Wednesday 2 May 2012

On Looking Forward to 2012


Before leaving Canada I had a healing session with a T’Souke Elder. She told me, among other things, that during my trip to Uganda, I would meet a traditional male spiritual leader, dressed in brown robes and he would be my spiritual guide and mentor. Not one to disagree with an elder I thanked her and waited to meet him. The opportunity came in April at a surprise mini summit on the topic of First Peoples.

“As oppressed people, the first thing colonizers get out of you is your commonsense, so what are you left with? Common nonsense. Any country that cannot stand on the shoulders of its history is a slave. What you must anchor your education with is your own history and culture. Other languages should just be forms of communication. Our ancestors built a knowledge and developed a language and now it is time to “stand on their shoulders” and incorporate new knowledge into the ancestors knowledge. When the first peoples of every country do this to their culture, it improves the world. Work hard to recover what you have lost. Form a bridge from each of us to broaden and deepen our respective places (He speaks of all the first peoples of the world forming connections). A new age is upon us is moving towards indigenous knowledge. Together we can build a new world.”
         A compilation of Quotes from The Afrikan Black Nation and The First Nations People of Canada Mulembe Mutinzi Mini Summit at the Source of the Nile Saturday 7 April, 2012.

As a proud Saulteaux First Nations woman I believe that there is a mutual experience of oppression among many First Peoples. (I say “Peoples” because we are not one homogenous group of people, the Canadian aboriginal population compromises the Inuit, Metis and First Nations and even among those groups there is great difference in cultures and traditions.) Much of our known history is based not in our culture, but what was done to us by colonizers. It was a tragedy that cannot be undone and there is healing that must happen for our people. But survivors are still here because we are a tough and articulate people.

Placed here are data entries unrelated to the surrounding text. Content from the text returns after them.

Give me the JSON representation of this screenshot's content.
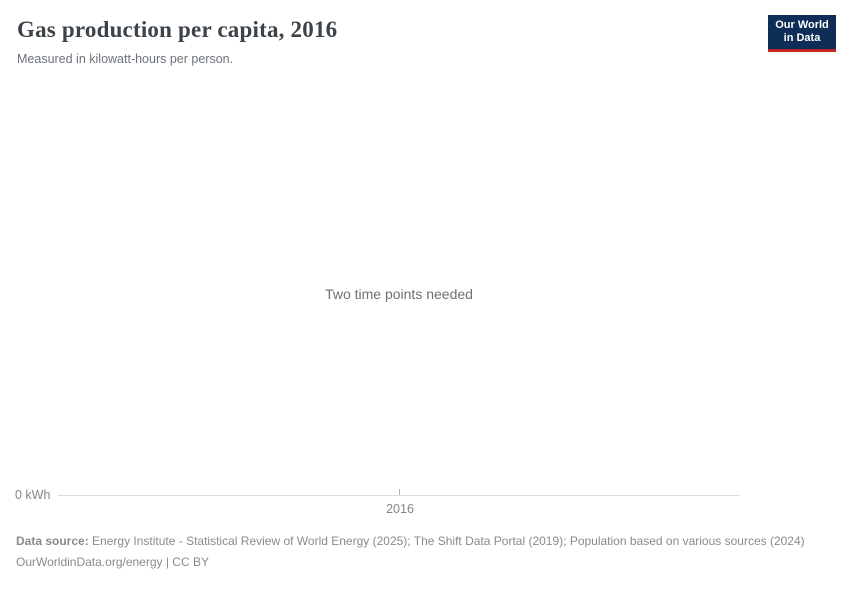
{
  "header": {
    "title": "Gas production per capita, 2016",
    "subtitle": "Measured in kilowatt-hours per person."
  },
  "logo": {
    "line1": "Our World",
    "line2": "in Data"
  },
  "message": "Two time points needed",
  "axis": {
    "y_zero_label": "0 kWh",
    "x_tick_label": "2016"
  },
  "footer": {
    "datasource_label": "Data source:",
    "datasource_text": "Energy Institute - Statistical Review of World Energy (2025); The Shift Data Portal (2019); Population based on various sources (2024)",
    "citation": "OurWorldinData.org/energy | CC BY"
  },
  "colors": {
    "logo_bg": "#0e2d57",
    "logo_stripe": "#c7241f",
    "axis_line": "#dbdddf"
  },
  "chart_data": {
    "type": "line",
    "title": "Gas production per capita, 2016",
    "subtitle": "Measured in kilowatt-hours per person.",
    "unit": "kilowatt-hours per person",
    "x_tick_labels": [
      "2016"
    ],
    "y_tick_labels": [
      "0 kWh"
    ],
    "series": [],
    "annotations": [
      "Two time points needed"
    ],
    "grid": false,
    "legend": "none"
  }
}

After sharing my families experience of oppression with the others the spiritual leader remarked upon what I had shared and said “You are so proficient in what you said, your people are so articulate in English, imagine if you spoke in your own language.” This made me think that although our languages are dying, less than 2,000 people may speak a traditional First Peoples language but that if other youth become interested, we can revive these languages.

Why would I take French in school or do a French language exchange if I could go to my own people, to stay in the communities of my aunties and uncles in Saskatchewan and do a “cultural exchange?” Where I could learn my own language, my own traditional crafts, hear my own history in University? Why not take shawl dancing instead of ballet class? Learn to make bannock instead of cupcakes?  Learn to drum, and beat out the creator’s heartbeat instead of the saxophone? Learn traditional spirituality instead of going to a Catholic Church that shares ideas from another people and another country? Those religions are worthy and I respect them, religion is a wonderful gift, but it is not my gift, it is theirs. That religion comes from a history and culture of another people that are not my people. While religion is good to embrace I believe it is important to have a firm understanding of your own spirituality and culture, otherwise what will anchor you to your own culture?

In Uganda there are two types of weddings, they are called a ‘Traditional Wedding,’ and a ‘White Wedding.’ A traditional wedding is the same as it has been since pre-colonization by the British.  A white wedding consists of a white dress and marriage ceremony in a church. We, as First Peoples of Canada can also do this, we can celebrate marriages and love in traditional ceremonies; it is our right. Let us think differently about our culture, let it not be a way to separate ourselves from others, but let us use it to gain equity so that we do not think of ourselves as ‘oppressed peoples,’ but as peoples of a strong culture and education that can extend love and understanding as equals to any other person.